Homo habilis had similar facial features as the Australopithecus species and eventually evolved into the larger Homo erectus about 1.6 m.y., about the time that it became extinct. Homo erectus had a larger brain size, ranging from 800 to 1300 cubic centimeters. They produced magnificent tools such as hand axes. Their tool culture is called Acheulian. The body structure of Homo erectus contains a narrow pelvis, suggesting endurance during locomotion. Their fossil record is extensive throughout Eurasia and Africa, extending to 300,000 years ago. Their fossils have been known by the terms: Java man, Peking man, and Pithecanthropus.

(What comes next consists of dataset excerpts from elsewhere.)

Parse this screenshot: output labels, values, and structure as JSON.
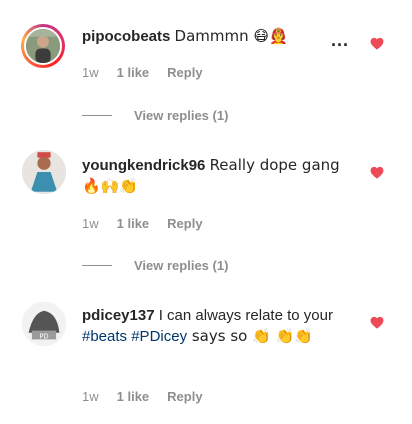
{
  "comments": [
    {
      "username": "pipocobeats",
      "text": "Dammmn 😷🧑‍🚒",
      "time": "1w",
      "likes": "1 like",
      "reply": "Reply",
      "more": "..."
    },
    {
      "username": "youngkendrick96",
      "text": "Really dope gang 🔥🙌👏",
      "time": "1w",
      "likes": "1 like",
      "reply": "Reply"
    },
    {
      "username": "pdicey137",
      "text_before": "I can always relate to your ",
      "hashtag1": "#beats",
      "hashtag2": "#PDicey",
      "text_after": " says so 👏 👏👏",
      "time": "1w",
      "likes": "1 like",
      "reply": "Reply"
    }
  ],
  "view_replies": [
    "View replies (1)",
    "View replies (1)"
  ],
  "colors": {
    "heart": "#ed4956",
    "muted": "#8e8e8e",
    "hashtag": "#00376b"
  },
  "icons": [
    "heart-icon",
    "more-options-icon"
  ]
}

Modern humans (Homo sapiens) apparently evolved from Homo erectus. Our brain size ranges from 1200 to 1500 cubic centimeters and our pelvis is wider in order to allow for the birth of children with much larger heads than those of Homo erectus. We have sacrificed locomotion skills for brain power during evolution.
The modern human fossil record of Homo extends back about 100,000 years with Neandertal (Homo neandertalensis or Homo sapiens neandertalensis) and Cro-Magnon (Homo sapiens). Unfortunately, the poor fossil record between 400,000 and 100,000 years ago has obscured the evolutionary record of Homo sapiens from Homo erectus. Homo sapiens are thought to have originated about 300,000 years ago.

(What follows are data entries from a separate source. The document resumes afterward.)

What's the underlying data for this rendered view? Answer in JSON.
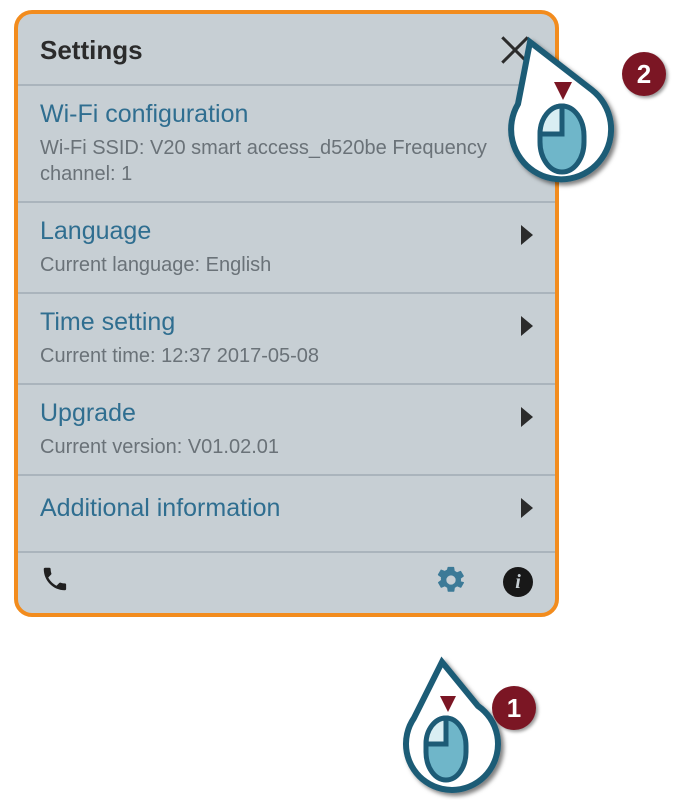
{
  "header": {
    "title": "Settings"
  },
  "items": [
    {
      "title": "Wi-Fi configuration",
      "sub": "Wi-Fi SSID: V20 smart access_d520be    Frequency channel: 1"
    },
    {
      "title": "Language",
      "sub": "Current language: English"
    },
    {
      "title": "Time setting",
      "sub": "Current time: 12:37 2017-05-08"
    },
    {
      "title": "Upgrade",
      "sub": "Current version: V01.02.01"
    },
    {
      "title": "Additional information",
      "sub": ""
    }
  ],
  "callouts": {
    "step1": "1",
    "step2": "2"
  }
}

DNA evidence indicates Neandertals may have been a different species or a subspecies of modern humans. Neandertals partially overlapped with Cro-Magnon in Europe who arrived later by way of the Middle East. The extensive fossil record of Neanderthals in Eurasia suggests they evolved from Homo erectus in Europe; whereas, the early fossil record of Cro-Magnon suggests evolution from Homo erectus in Africa. Neandertals were physically more massive individuals than Cro-Magnon with long, low, sloping foreheads, having a prominent brow ridge, a projecting mouth, and a receding chin. They also had a slightly larger brain (on the average) than Cro-Magnon. Their burial practices indicated a belief in an afterlife. They did not appear to interbreed with Cro-Magnon and eventually died out during the end of the last inter-glacial time and the beginning of the last Ice Age, about 28,000 years ago. The Neanderthal stone culture is known as Mousterian. Neandertals never made it across the Bering land bridge into North and South America.
Cro-Magnon has a fossil record extending as far back as Neandertal. They were in Europe about 35,000 years ago so they co-existed wuth Neandertal for a few thousand years. Their culture is known as Late Neolithic and they produced magnificent cave paintings. Cro-Magnon are our direct ancestors. Humans were present in the New World at least 30,000 years ago, having crossed the Bering land bridge. The extinction of many of the large mammals existing at the end of the Pleistocene (about 10,000 years ago), such as mastodons, mammoths, elephant-size bison, giant beaver may be related to hunting pressure from humans using newly developed weapons.